STORING LOG DATA IN GRAYLOG
How long you can store your logs with Graylog depends on your ingest rate, the log size, and the available storage. When you already have Graylog up and running, you can see your ingest rate into storage in the overview.
The amount of space taken on your disks depends on your storage configuration. The storage space varies and is hard to calculate upfront, so Graylog displays the current used storage and the configuration in one place.
You can configure how long you want to store your messages, based on index sets. You can see the configuration settings in the documentation.
Searching Historical Data in Graylog
In Graylog, you have three options to select the timeframe of your search:
- Relative: from now into the past
- Absolute: a configurable time and date
- Keyword: text that conveys a timeframe, such as “last week”

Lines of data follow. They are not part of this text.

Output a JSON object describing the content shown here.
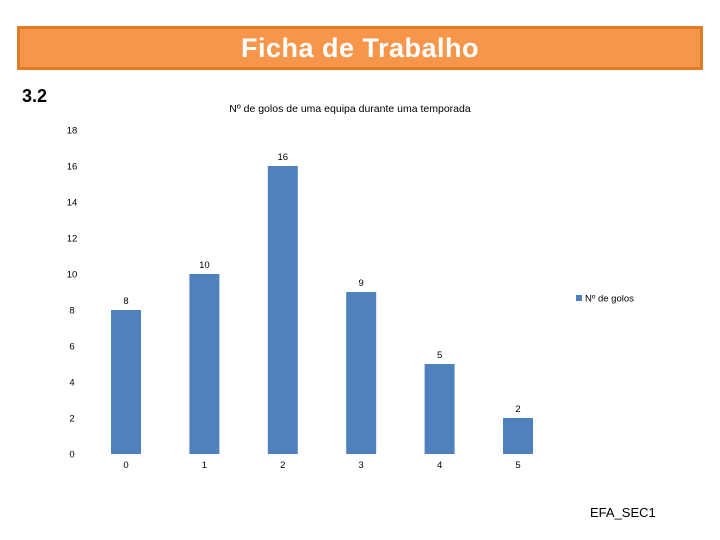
{
  "header": {
    "title": "Ficha de Trabalho"
  },
  "section": {
    "number": "3.2"
  },
  "footer": {
    "code": "EFA_SEC1"
  },
  "colors": {
    "title_bg": "#f7964a",
    "title_border": "#e07a24",
    "bar": "#4f81bd"
  },
  "chart_data": {
    "type": "bar",
    "title": "Nº de golos de uma equipa durante uma temporada",
    "categories": [
      "0",
      "1",
      "2",
      "3",
      "4",
      "5"
    ],
    "series": [
      {
        "name": "Nº de golos",
        "values": [
          8,
          10,
          16,
          9,
          5,
          2
        ]
      }
    ],
    "ylim": [
      0,
      18
    ],
    "yticks": [
      0,
      2,
      4,
      6,
      8,
      10,
      12,
      14,
      16,
      18
    ],
    "data_labels": true,
    "legend_position": "right",
    "grid": false
  }
}
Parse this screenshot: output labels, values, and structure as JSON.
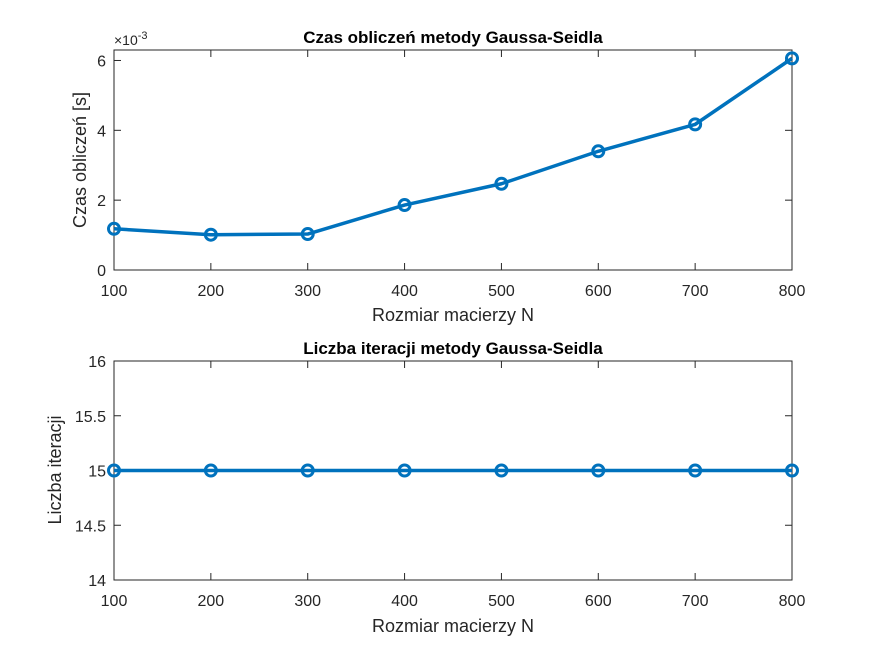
{
  "chart_data": [
    {
      "type": "line",
      "title": "Czas obliczeń metody Gaussa-Seidla",
      "xlabel": "Rozmiar macierzy N",
      "ylabel": "Czas obliczeń [s]",
      "y_exponent_label": "×10",
      "y_exponent": "-3",
      "x": [
        100,
        200,
        300,
        400,
        500,
        600,
        700,
        800
      ],
      "y": [
        1.18,
        1.01,
        1.03,
        1.86,
        2.47,
        3.4,
        4.17,
        6.06
      ],
      "xlim": [
        100,
        800
      ],
      "ylim": [
        0,
        6.3
      ],
      "x_ticks": [
        "100",
        "200",
        "300",
        "400",
        "500",
        "600",
        "700",
        "800"
      ],
      "y_ticks": [
        "0",
        "2",
        "4",
        "6"
      ],
      "color": "#0072BD",
      "grid": false,
      "marker": "circle"
    },
    {
      "type": "line",
      "title": "Liczba iteracji metody Gaussa-Seidla",
      "xlabel": "Rozmiar macierzy N",
      "ylabel": "Liczba iteracji",
      "x": [
        100,
        200,
        300,
        400,
        500,
        600,
        700,
        800
      ],
      "y": [
        15,
        15,
        15,
        15,
        15,
        15,
        15,
        15
      ],
      "xlim": [
        100,
        800
      ],
      "ylim": [
        14,
        16
      ],
      "x_ticks": [
        "100",
        "200",
        "300",
        "400",
        "500",
        "600",
        "700",
        "800"
      ],
      "y_ticks": [
        "14",
        "14.5",
        "15",
        "15.5",
        "16"
      ],
      "color": "#0072BD",
      "grid": false,
      "marker": "circle"
    }
  ]
}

The most commonly used search is the relative search. Typically, users search for data from the last X minutes/hours until now. However, when looking into historical data, the absolute search selecting specific dates is more important. You can also combine the two searches to search for the last seven days a year before and compare that to the relative search in the last seven days now. Having these two searches allows you to compare the near past with the historical data. This allows you to conduct a trend analysis over a broader period than just the last few days. You can look at specific timeframes or the entire previous year, depending on how long your system collects and keeps the log messages.

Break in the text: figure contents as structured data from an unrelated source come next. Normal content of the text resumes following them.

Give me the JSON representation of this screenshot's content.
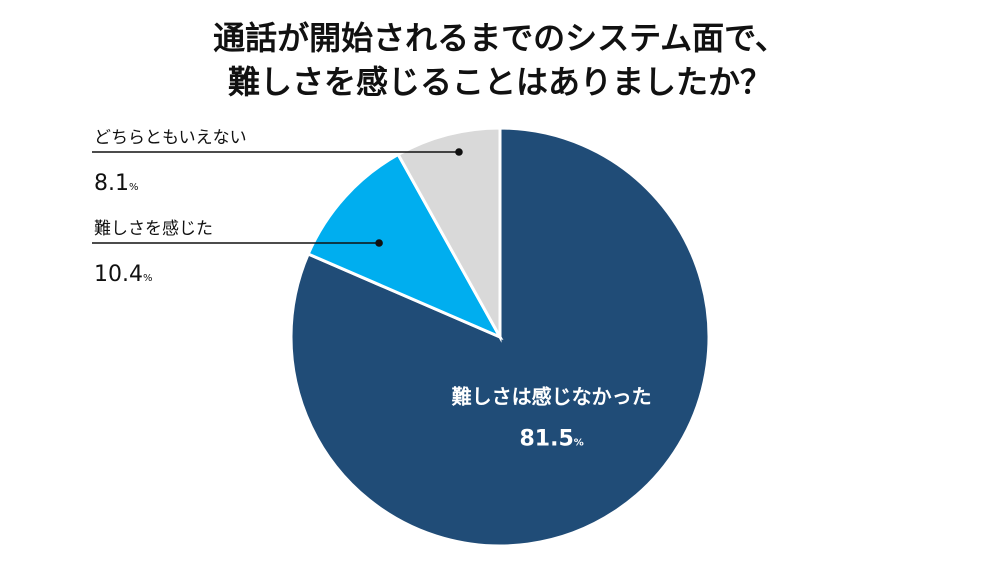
{
  "title_lines": [
    "通話が開始されるまでのシステム面で、",
    "難しさを感じることはありましたか？"
  ],
  "chart_data": {
    "type": "pie",
    "title": "通話が開始されるまでのシステム面で、難しさを感じることはありましたか？",
    "unit": "%",
    "slices": [
      {
        "label": "難しさは感じなかった",
        "value": 81.5,
        "value_text": "81.5",
        "color": "#204c77",
        "label_position": "inside"
      },
      {
        "label": "難しさを感じた",
        "value": 10.4,
        "value_text": "10.4",
        "color": "#00aeef",
        "label_position": "outside-left"
      },
      {
        "label": "どちらともいえない",
        "value": 8.1,
        "value_text": "8.1",
        "color": "#d9d9d9",
        "label_position": "outside-left"
      }
    ],
    "start": "12 o'clock",
    "direction": "clockwise"
  }
}
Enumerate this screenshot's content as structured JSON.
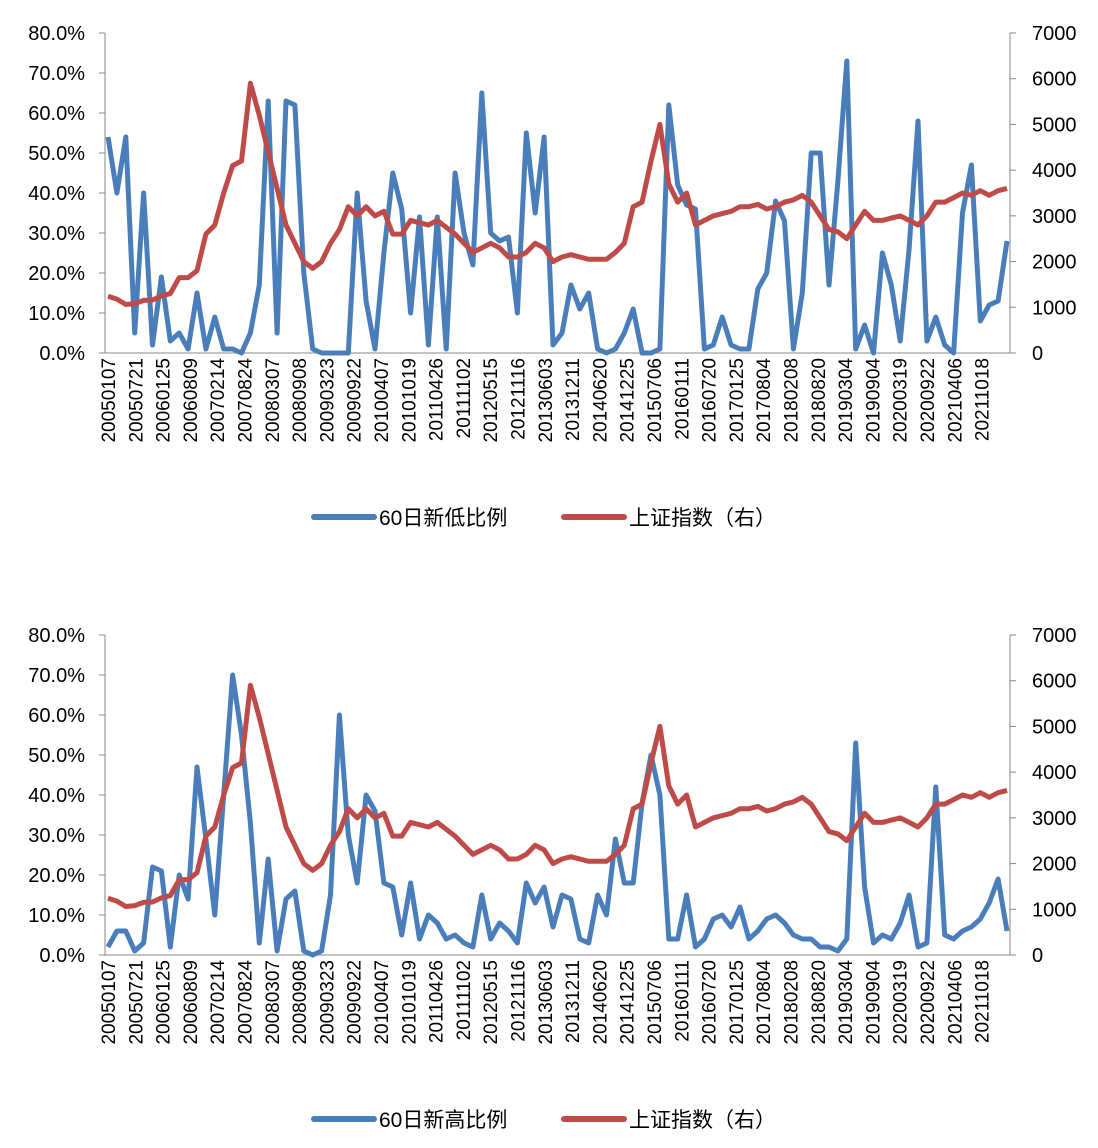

Working with historical data in Graylog is nearly the same as searching for the near real-time events of the last few minutes, making it easier and quicker to get a look into the past to inform us today. After all, as Alfred North Whitehead once said, “The only use of knowledge of the past is to equip us for the present.” Centralized log management lets you decide who can access log data without actually having access to the servers. You can also correlate data from different sources, such as the operating system, your applications, and the firewall. Another benefit is that the user does not need to log in to hundreds of devices to find out what is happening. You can also use data normalization and enhancement rules to create value for people who might not be familiar with a specific log type.